Steinhöfel is a municipality in the Oder-Spree district, in Brandenburg, Germany. Since the beginning of 2019 it belongs to the collective municipality "Amt Odervorland"

In 1774, the Prussian Minister of War and Treasury Joachim von Blumenthal purchased the estate of Steinhöfel, including a manor that was later expanded into a castle. When von Blumenthal died, the estate was inherited by his daughter Charlotte von Massow, whose husband the Court Marshal Valentin von Massow commissioned a rebuilding of the manor by the architect David Gilly. The property was inherited in turn by the couple's son Valentin von Massow who had served with Wellington in Spain and as one of his adjutants at Waterloo.

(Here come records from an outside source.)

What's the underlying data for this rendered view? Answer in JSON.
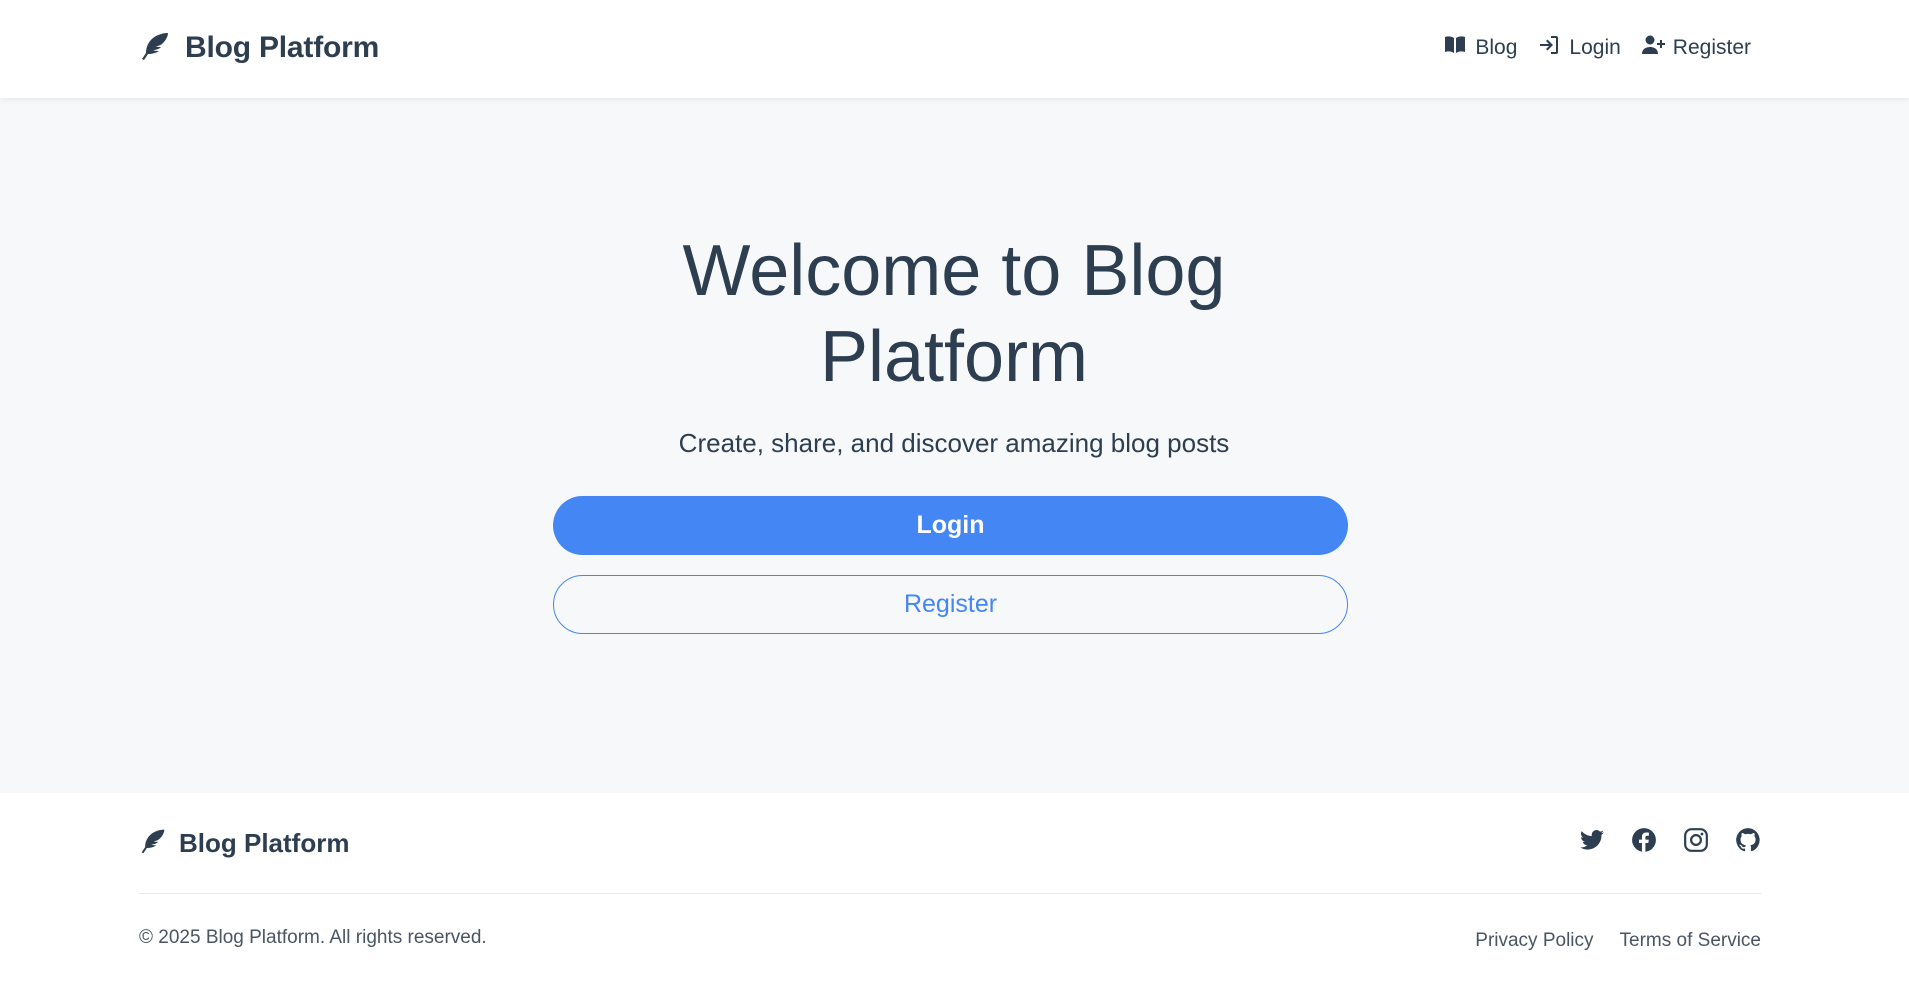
{
  "header": {
    "brand": "Blog Platform",
    "brand_icon": "feather-icon",
    "nav": [
      {
        "label": "Blog",
        "icon": "book-icon"
      },
      {
        "label": "Login",
        "icon": "login-icon"
      },
      {
        "label": "Register",
        "icon": "user-plus-icon"
      }
    ]
  },
  "hero": {
    "title": "Welcome to Blog Platform",
    "subtitle": "Create, share, and discover amazing blog posts",
    "login_label": "Login",
    "register_label": "Register"
  },
  "footer": {
    "brand": "Blog Platform",
    "social": [
      "twitter-icon",
      "facebook-icon",
      "instagram-icon",
      "github-icon"
    ],
    "copyright": "© 2025 Blog Platform. All rights reserved.",
    "links": [
      "Privacy Policy",
      "Terms of Service"
    ]
  },
  "colors": {
    "primary": "#4386f4",
    "text": "#2c3e50",
    "background": "#f7f8fa"
  }
}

During the Seven Years' War, the castle's surroundings saw a brief visit by Frederick the Great resting his troops prior to the Battle of Kunersdorf. Later recreational visitors included Frederick William III of Prussia and Theodor Fontane who expressed considerable enthusiasm about the place.

The castle (de:Schloß Steinhöfel) today hosts a hotel and commercial venue under Cultural heritage regulations.

The contemporary municipality of Steinhöfel comprises a total of twelve physical villages including Steinhöfel, Demnitz and Neuendorf im Sande.